Writing Global Student Learning Outcomes


A student learning outcome is a statement that describes what the student will know or be able to do after completing the course. When writing these learning goals, it is important to keep assessment in mind: each student learning outcome should contain an element that can be measured, either quantitatively or qualitatively. Specific, measurable verbs can be helpful. As you design your course, you may find it helpful to think through how your assignments and readings, your grading criteria for assignments, and the components of the overall class grade relate to your student learning outcomes for the course.

Student learning outcomes are unique to your course

Your Global Scholar (300/400 level) or Global Citizenship Course (USP requirement, 100/200 level) must adapt at least two of the general Global Student Learning Outcomes from the list of eight below.

 

Global Student Learning Outcomes

  1. Students will gain knowledge of global systems, movements, institutions of cooperation and / or fundamental international agreements.
  2. Students will acquire knowledge of and appreciation for diverse beliefs, ideas, traditions and / or geographical, social, political or economic systems.
  3. Students will examine how diversity in value systems and cultures and / or inequities among geographical, social, political, or economic systems have shaped past and / or contemporary global challenges and opportunities.
  4. Students will be able to recognize the construction of identity as shaped by cultural heritage and / or patterns of power or privilege.
  5. Students will gain competency or familiarity with different forms of intercultural communication.
  6. Students will recognize diverse methodological or disciplinary lenses used to examine global challenges, past or present.
  7. Students will recognize the connections, past or present, between personal experiences, local action and global impact.
  8. Students will critically, creatively, independently and / or collaboratively engage with global challenges and opportunities.

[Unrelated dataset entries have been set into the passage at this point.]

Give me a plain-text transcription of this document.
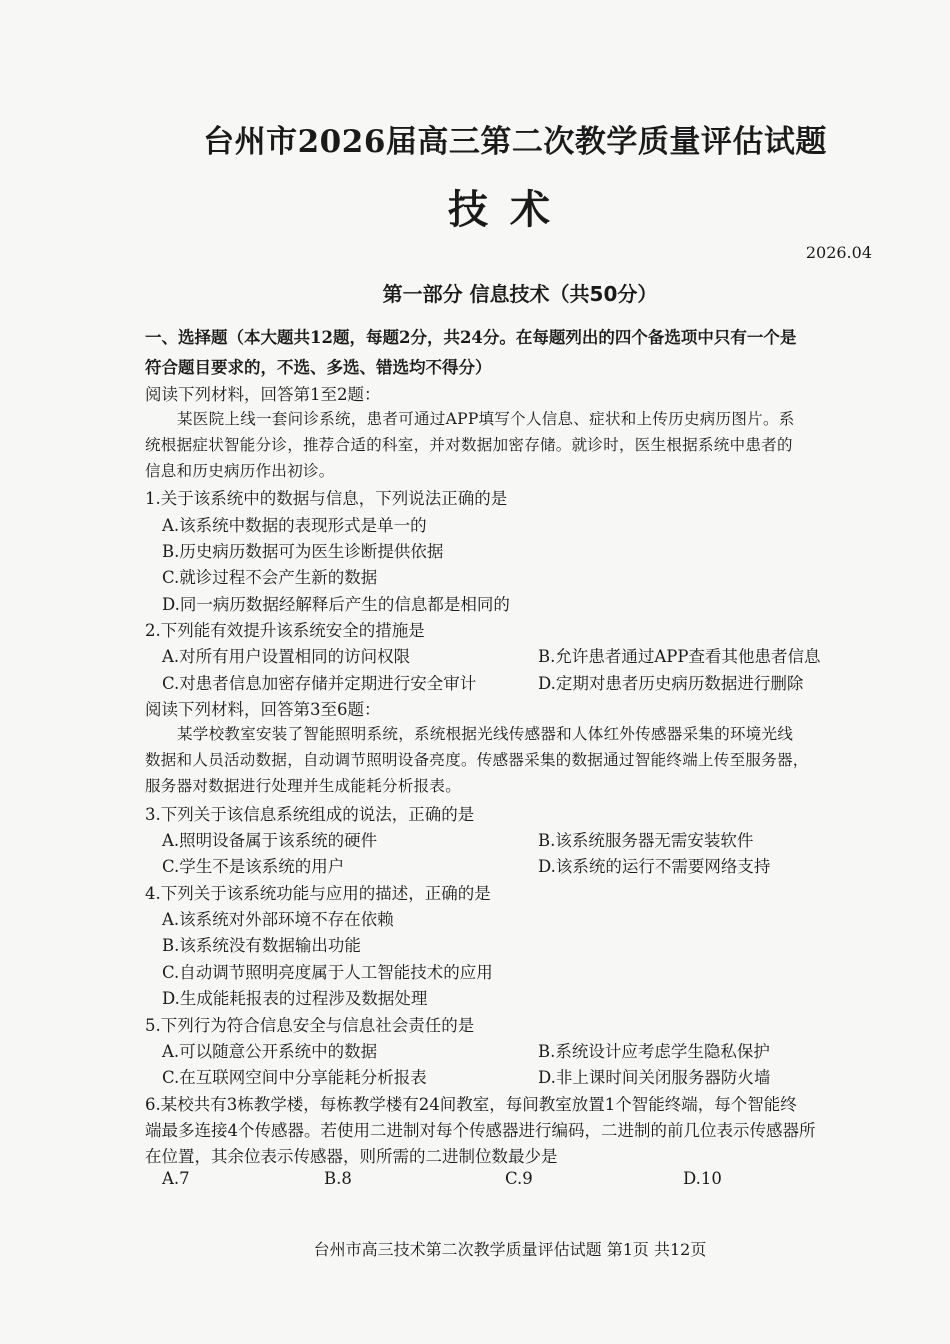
台州市2026届高三第二次教学质量评估试题
技术
2026.04
第一部分 信息技术（共50分）
一、选择题（本大题共12题，每题2分，共24分。在每题列出的四个备选项中只有一个是
符合题目要求的，不选、多选、错选均不得分）
阅读下列材料，回答第1至2题：
某医院上线一套问诊系统，患者可通过APP填写个人信息、症状和上传历史病历图片。系
统根据症状智能分诊，推荐合适的科室，并对数据加密存储。就诊时，医生根据系统中患者的
信息和历史病历作出初诊。
1.关于该系统中的数据与信息，下列说法正确的是
A.该系统中数据的表现形式是单一的
B.历史病历数据可为医生诊断提供依据
C.就诊过程不会产生新的数据
D.同一病历数据经解释后产生的信息都是相同的
2.下列能有效提升该系统安全的措施是
A.对所有用户设置相同的访问权限	B.允许患者通过APP查看其他患者信息
C.对患者信息加密存储并定期进行安全审计	D.定期对患者历史病历数据进行删除
阅读下列材料，回答第3至6题：
某学校教室安装了智能照明系统，系统根据光线传感器和人体红外传感器采集的环境光线
数据和人员活动数据，自动调节照明设备亮度。传感器采集的数据通过智能终端上传至服务器，
服务器对数据进行处理并生成能耗分析报表。
3.下列关于该信息系统组成的说法，正确的是
A.照明设备属于该系统的硬件	B.该系统服务器无需安装软件
C.学生不是该系统的用户	D.该系统的运行不需要网络支持
4.下列关于该系统功能与应用的描述，正确的是
A.该系统对外部环境不存在依赖
B.该系统没有数据输出功能
C.自动调节照明亮度属于人工智能技术的应用
D.生成能耗报表的过程涉及数据处理
5.下列行为符合信息安全与信息社会责任的是
A.可以随意公开系统中的数据	B.系统设计应考虑学生隐私保护
C.在互联网空间中分享能耗分析报表	D.非上课时间关闭服务器防火墙
6.某校共有3栋教学楼，每栋教学楼有24间教室，每间教室放置1个智能终端，每个智能终
端最多连接4个传感器。若使用二进制对每个传感器进行编码，二进制的前几位表示传感器所
在位置，其余位表示传感器，则所需的二进制位数最少是
A.7	B.8	C.9	D.10
台州市高三技术第二次教学质量评估试题 第1页 共12页
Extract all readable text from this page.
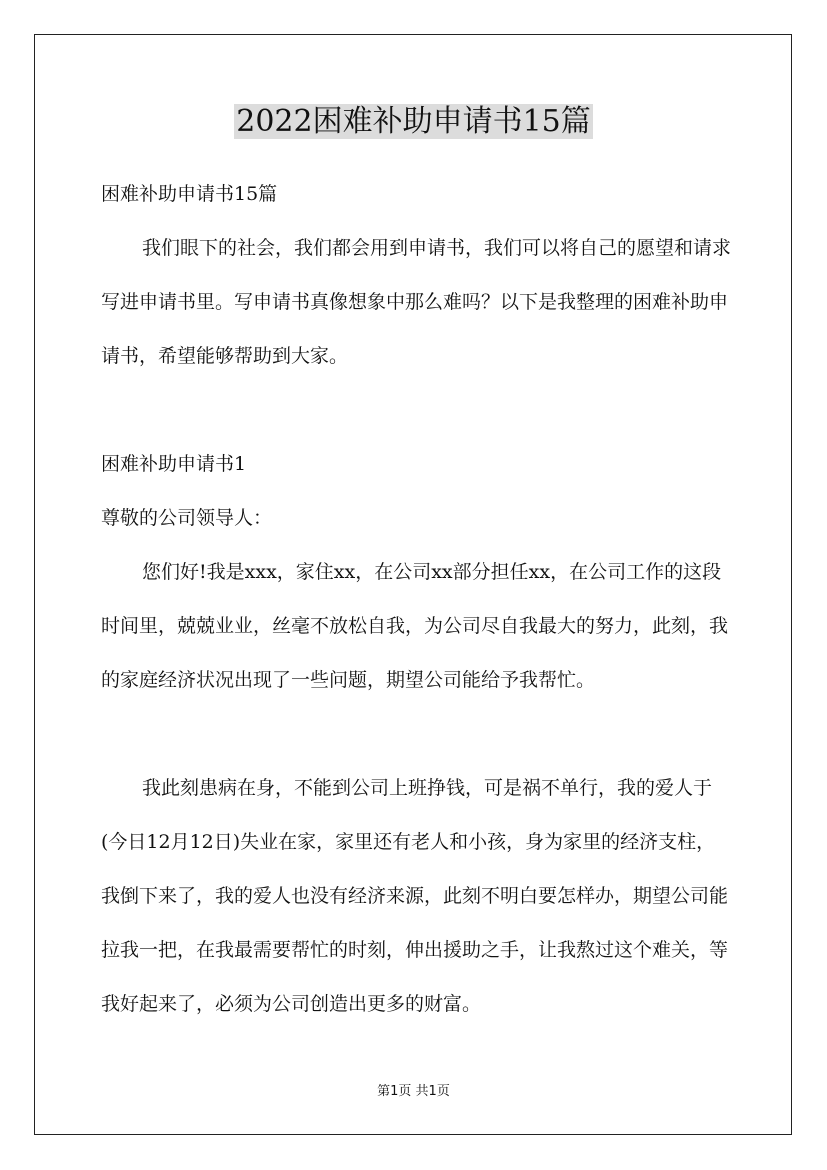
2022困难补助申请书15篇

困难补助申请书15篇

我们眼下的社会，我们都会用到申请书，我们可以将自己的愿望和请求写进申请书里。写申请书真像想象中那么难吗？以下是我整理的困难补助申请书，希望能够帮助到大家。

困难补助申请书1

尊敬的公司领导人：

您们好!我是xxx，家住xx，在公司xx部分担任xx，在公司工作的这段时间里，兢兢业业，丝毫不放松自我，为公司尽自我最大的努力，此刻，我的家庭经济状况出现了一些问题，期望公司能给予我帮忙。

我此刻患病在身，不能到公司上班挣钱，可是祸不单行，我的爱人于(今日12月12日)失业在家，家里还有老人和小孩，身为家里的经济支柱，我倒下来了，我的爱人也没有经济来源，此刻不明白要怎样办，期望公司能拉我一把，在我最需要帮忙的时刻，伸出援助之手，让我熬过这个难关，等我好起来了，必须为公司创造出更多的财富。

第1页 共1页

Global Scholar (GS) Course Criteria

Each Global Scholar course syllabus must contain the following three elements:

1) A statement concerning the Global Scholar designation. Copy and paste the statement below into your syllabus or write a statement of your own that is substantially similar.

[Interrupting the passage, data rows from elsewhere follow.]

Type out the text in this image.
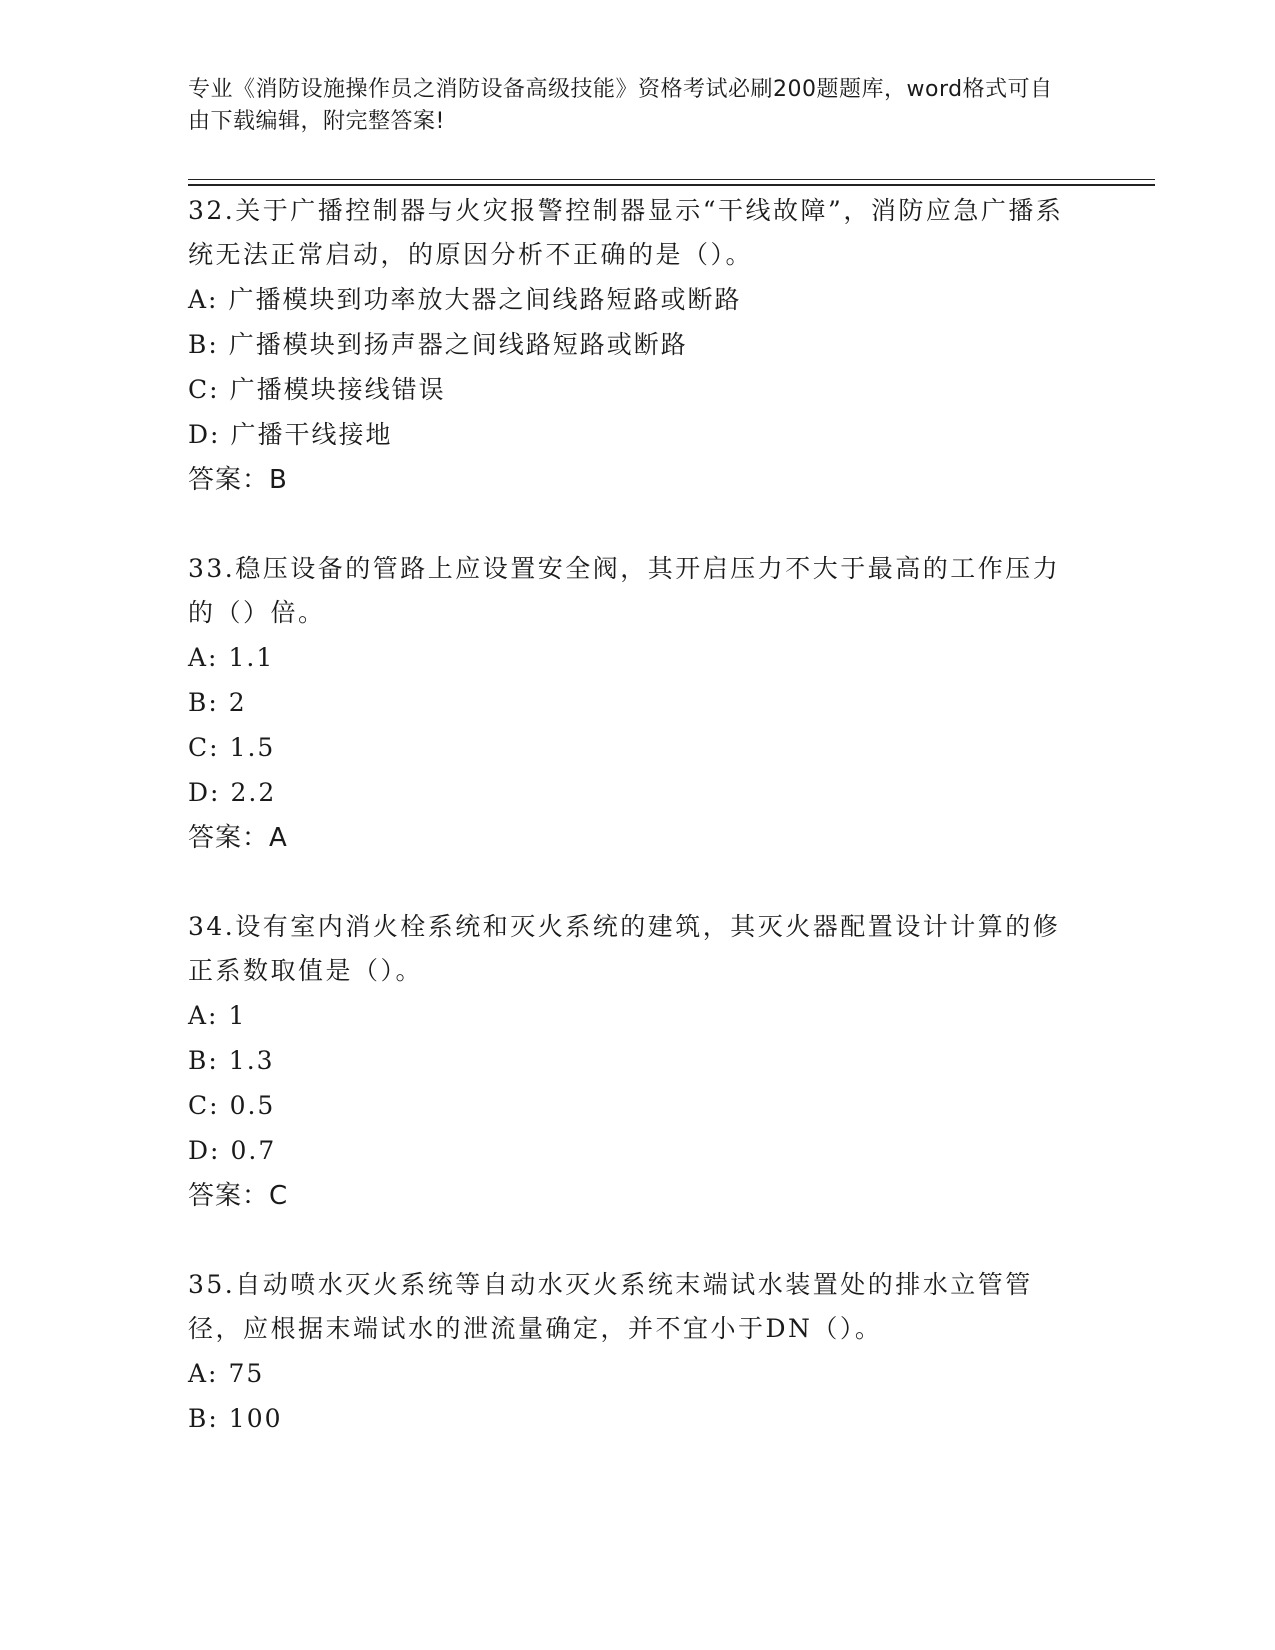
专业《消防设施操作员之消防设备高级技能》资格考试必刷200题题库，word格式可自由下载编辑，附完整答案!
32.关于广播控制器与火灾报警控制器显示“干线故障”，消防应急广播系统无法正常启动，的原因分析不正确的是（）。
A: 广播模块到功率放大器之间线路短路或断路
B: 广播模块到扬声器之间线路短路或断路
C: 广播模块接线错误
D: 广播干线接地
答案：B
33.稳压设备的管路上应设置安全阀，其开启压力不大于最高的工作压力的（）倍。
A: 1.1
B: 2
C: 1.5
D: 2.2
答案：A
34.设有室内消火栓系统和灭火系统的建筑，其灭火器配置设计计算的修正系数取值是（）。
A: 1
B: 1.3
C: 0.5
D: 0.7
答案：C
35.自动喷水灭火系统等自动水灭火系统末端试水装置处的排水立管管径，应根据末端试水的泄流量确定，并不宜小于DN（）。
A: 75
B: 100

Global Scholar courses build upon the knowledge, skills and perspectives that students gain in their (required) USP Global Citizenship (GC) course. Together, GC and GS courses aim to provide students with the knowledge of nations, cultures or societies beyond the U.S.; the recognition of how interaction, interdependence and inequity among diverse geographical, social, political, or economic systems have shaped historical and contemporary global challenges and opportunities; and the skills needed to engage with the responsibilities of informed citizenship in a complex, interdependent and changing world.

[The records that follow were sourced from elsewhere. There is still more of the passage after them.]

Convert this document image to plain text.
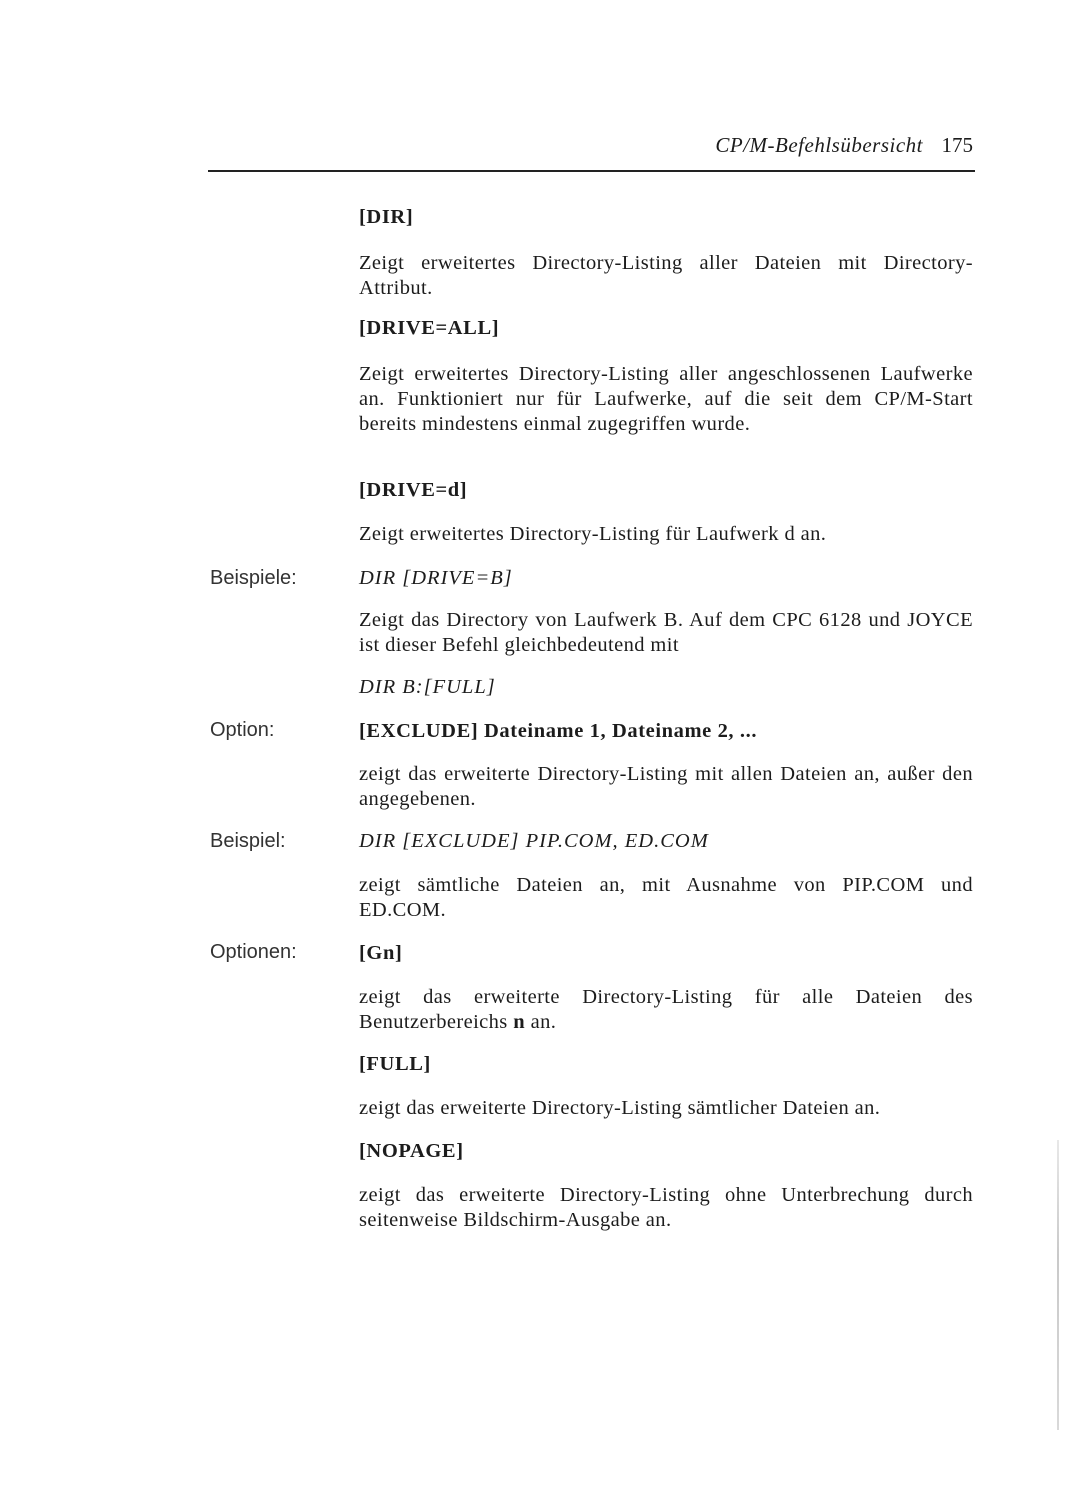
CP/M-Befehlsübersicht 175
[DIR]
Zeigt erweitertes Directory-Listing aller Dateien mit Directory-Attribut.
[DRIVE=ALL]
Zeigt erweitertes Directory-Listing aller angeschlossenen Laufwerke an. Funktioniert nur für Laufwerke, auf die seit dem CP/M-Start bereits mindestens einmal zugegriffen wurde.
[DRIVE=d]
Zeigt erweitertes Directory-Listing für Laufwerk d an.
Beispiele:	DIR [DRIVE=B]
Zeigt das Directory von Laufwerk B. Auf dem CPC 6128 und JOYCE ist dieser Befehl gleichbedeutend mit
DIR B:[FULL]
Option:	[EXCLUDE] Dateiname 1, Dateiname 2, ...
zeigt das erweiterte Directory-Listing mit allen Dateien an, außer den angegebenen.
Beispiel:	DIR [EXCLUDE] PIP.COM, ED.COM
zeigt sämtliche Dateien an, mit Ausnahme von PIP.COM und ED.COM.
Optionen:	[Gn]
zeigt das erweiterte Directory-Listing für alle Dateien des Benutzerbereichs n an.
[FULL]
zeigt das erweiterte Directory-Listing sämtlicher Dateien an.
[NOPAGE]
zeigt das erweiterte Directory-Listing ohne Unterbrechung durch seitenweise Bildschirm-Ausgabe an.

2) The course itself should:

  • Examine nations, cultures and societies beyond the U.S. historically or in the present.
  • Appreciate diverse human ideas and traditions.
  • Understand forms of and sources of interaction, interdependence and inequity at the local and global levels.

The syllabus should provide a sense of how these three criteria are addressed in the course. The course description, goals, content, readings, assignments, and projects as detailed in the syllabus should clearly reflect these key course criteria.

A central element of any Global Scholar course is an emphasis on interaction and interdependence at the local and global levels (criteria c above). This can be difficult both for students to understand and for instructors to incorporate in their course.  Global Scholar courses provide students with opportunities to grapple with interdependence, complexity and in connection. For some this interdependence is best exemplified by systems thinking.

“The real system is interconnected.  No part of the human race is separate either from other human beings or from the global ecosystem. It will not be possible in this integrated world for your heart to succeed if your lungs fail, or for your company to succeed if your workers fail, or for the rich in Los Angeles to succeed if the poor in Los Angeles fail, or for Europe to succeed if Africa fails, or for the global economy to succeed if the global environment fails.” –  Donella Meadows, Thinking in Systems, December 2008

3)  Adapt at least two of the Global Citizenship / Scholar Student Learning Outcomes (from the eight listed below) to the specific course and list them in the syllabus among the course student learning outcomes. See Writing Global Learning Outcomes for additional guidance and examples.

  1. Students will gain knowledge of global systems, movements, institutions of cooperation and / or fundamental international agreements.
  2. Students will acquire knowledge of and appreciation for diverse beliefs, ideas, traditions and / or geographical, social, political or economic systems.
  3. Students will examine how diversity in value systems and cultures and / or inequities among geographical, social, political, or economic systems have shaped past and / or contemporary global challenges and opportunities.
  4. Students will be able to recognize the construction of identity as shaped by cultural heritage and / or patterns of power or privilege.
  5. Students will gain competency or familiarity with different forms of intercultural communication.
  6. Students will recognize diverse methodological or disciplinary lenses used to examine global challenges, past or present.
  7. Students will recognize the connections, past or present, between personal experiences, local action and global impact.
  8. Students will critically, creatively, independently and / or collaboratively engage with global challenges and opportunities.